Plato’s Phaedrus Does Not Discuss Eros — It Formally Enacts the Impossibility of Possessing What You Desire to Know

Carson’s reading of the Phaedrus as an erōtikos logos that self-destructs is the book’s philosophical climax. The dialogue ends by discrediting written dialogues — “This fact does not cease to charm its readers.” Each reading conducts you to a blind point where the knowledge of Eros that has been unfolding “simply steps into a blind point and vanishes, pulling the logos in after it.” This is not a flaw but the formal enactment of eros itself: “If you reach into the Phaedrus to get hold of Eros, you will be eluded, necessarily. He never looks at you from the place from which you see him.” Carson aligns this with Foucault’s analysis of Velázquez’s Las Meninas, where the viewer discovers that the vacancy in the mirror is not the king’s but their own — a “metathesis of visibility” that triangulates perception so that “we all but see ourselves looking.” The Phaedrus’s movement from a conversation about love to a conversation about writing, with Eros disappearing at the pivot, mirrors the lover’s discovery that what seemed to be a pursuit of the beloved was always a pursuit of the self’s own unknown edge. This is the same structural insight that Edward Edinger, in Ego and Archetype, frames as the ego’s necessary failure to contain the Self — except Carson locates it not in individuation but in the act of reading itself.

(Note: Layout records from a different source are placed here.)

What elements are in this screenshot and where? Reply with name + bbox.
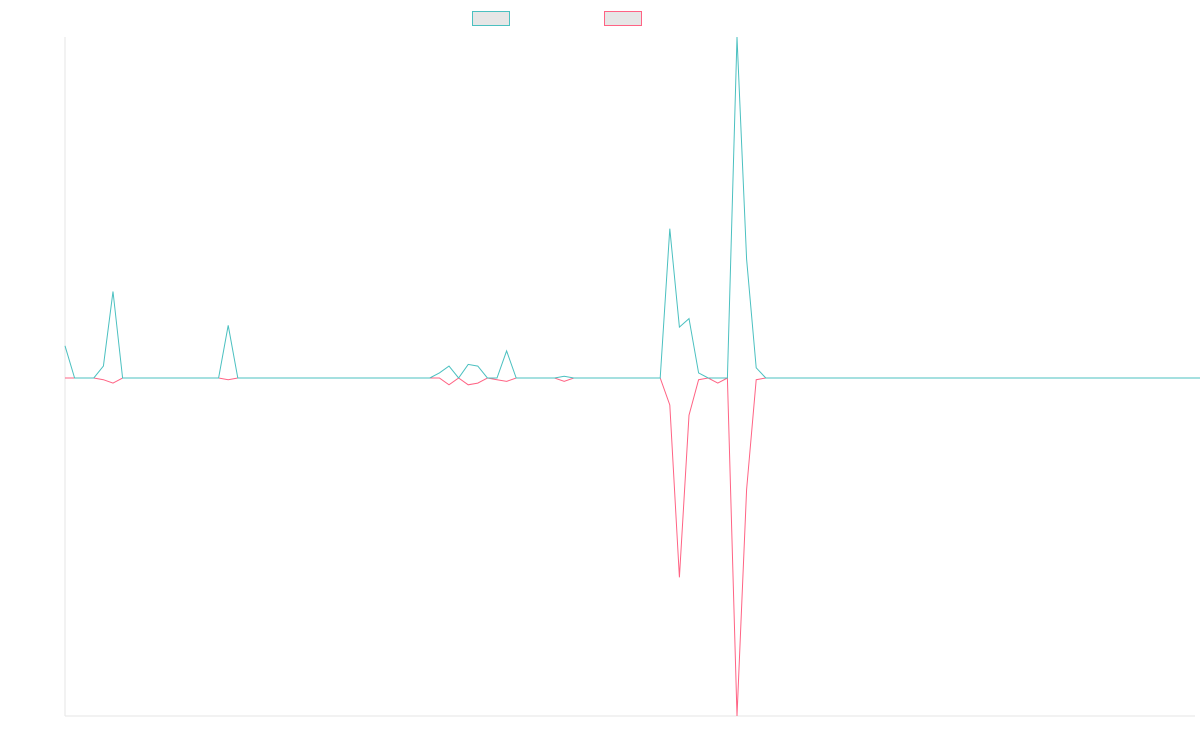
legend-swatch-series-1 bbox=[472, 10, 510, 26]
legend-swatch-series-2 bbox=[604, 10, 642, 26]
legend-item-series-2[interactable] bbox=[604, 9, 648, 27]
legend-item-series-1[interactable] bbox=[472, 9, 516, 27]
series-line-2[interactable] bbox=[65, 377, 1200, 717]
legend bbox=[0, 9, 1200, 27]
series-line-1[interactable] bbox=[64, 36, 1200, 379]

For anyone working in depth psychology today, Eros the Bittersweet provides what no clinical text can: a phenomenology of desire that is simultaneously a theory of knowledge, grounded not in modern case material but in the oldest surviving records of Western interiority. Carson proves that the lover, the reader, and the thinker are performing the same act — reaching across a gap that must remain open for the reaching to continue. The book does not explain eros. It places you inside the blind point and lets you feel the vertigo. That is its singular, unrepeatable contribution: it does to its reader what eros does to its subject.